Ces astuces narratives, Waid s'en sert à chaque fois pour préparer le lecteur au problème et à la tactique que doit affronter Jackson Rogers auquel on refuse l'unique moyen de sauver son enfant. Et comme ce refus ne peut que dissimuler une vérité plus suspecte, nous allons découvrir avec lui un complot d'ampleur. Le récit est magistralement mené, tout en rythme et en rebondissements, en parallèles entre le passé et l'avenir. Waid nous donne une leçon.
Chris Samnee parti (bien qu'on ne sache toujours pas où...), c'est au formidable Leonardo Romero (le partenaire de Kelly Thompson sur Hawkeye) qu'échoit la lourde tâche de le remplacer. Il a douze pages pour prouver qu'il en est capable et il ne déçoit pas : son style est semblable à celui de son prédécesseur et on peut louer l'intelligence de l'editor de la série d'avoir pensé à lui. Même trait élégant et vif, des plans aux compositions efficaces et claires, des décors soignés, des personnages expressifs à l'allure immédiatement identifiables.
Ces pages sont superbes et n'ont pas à rougir d'être ponctuées par les participations de Hughes et Jones. Mais elles nourrissent des regrets car, une fois encore, si Waid avait eu l'opportunité de poursuivre son run, avec Romero il avait de quoi faire : l'intrigue qu'il débute est déjà tellement riche et trépidante qu'elle pourrait alimenter des mois la série (comme dans les arcs précédents).

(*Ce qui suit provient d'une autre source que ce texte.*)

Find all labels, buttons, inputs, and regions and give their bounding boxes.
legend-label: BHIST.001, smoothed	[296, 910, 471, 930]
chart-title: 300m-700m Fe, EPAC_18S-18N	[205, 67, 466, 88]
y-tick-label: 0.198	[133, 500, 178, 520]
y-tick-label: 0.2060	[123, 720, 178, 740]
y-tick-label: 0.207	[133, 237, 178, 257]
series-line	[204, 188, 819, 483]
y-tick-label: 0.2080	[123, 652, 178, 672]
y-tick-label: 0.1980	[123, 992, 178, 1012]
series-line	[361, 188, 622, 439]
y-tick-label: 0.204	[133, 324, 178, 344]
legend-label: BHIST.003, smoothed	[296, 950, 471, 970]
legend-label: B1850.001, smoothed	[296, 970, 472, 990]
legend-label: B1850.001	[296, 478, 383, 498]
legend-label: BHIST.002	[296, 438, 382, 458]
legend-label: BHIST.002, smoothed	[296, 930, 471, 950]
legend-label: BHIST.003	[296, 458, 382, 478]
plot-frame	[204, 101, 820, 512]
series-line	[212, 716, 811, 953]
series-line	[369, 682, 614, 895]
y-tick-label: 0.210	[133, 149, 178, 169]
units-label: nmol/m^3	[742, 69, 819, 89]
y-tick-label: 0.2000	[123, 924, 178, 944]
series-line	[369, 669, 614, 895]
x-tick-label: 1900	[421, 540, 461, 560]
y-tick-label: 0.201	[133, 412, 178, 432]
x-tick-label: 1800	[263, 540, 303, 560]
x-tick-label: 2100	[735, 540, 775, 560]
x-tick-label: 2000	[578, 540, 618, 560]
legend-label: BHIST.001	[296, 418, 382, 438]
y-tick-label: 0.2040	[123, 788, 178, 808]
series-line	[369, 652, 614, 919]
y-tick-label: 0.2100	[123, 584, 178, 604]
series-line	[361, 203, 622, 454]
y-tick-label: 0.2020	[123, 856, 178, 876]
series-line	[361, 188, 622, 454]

C'est pour cela qu'au fond on lit ces épisodes avec plaisir mais aussi déjà de la mélancolie : ils présentent Captain America dans une vraie vision, originale et captivante, la promesse d'aventures parmi les plus singulières. A cet égard, la "Terre Promise" du titre de cette histoire résonne bien ironiquement comme si Mark Waid nous glissait à l'oreille les plans prometteurs qu'il avait et qu'on lui a confisqués.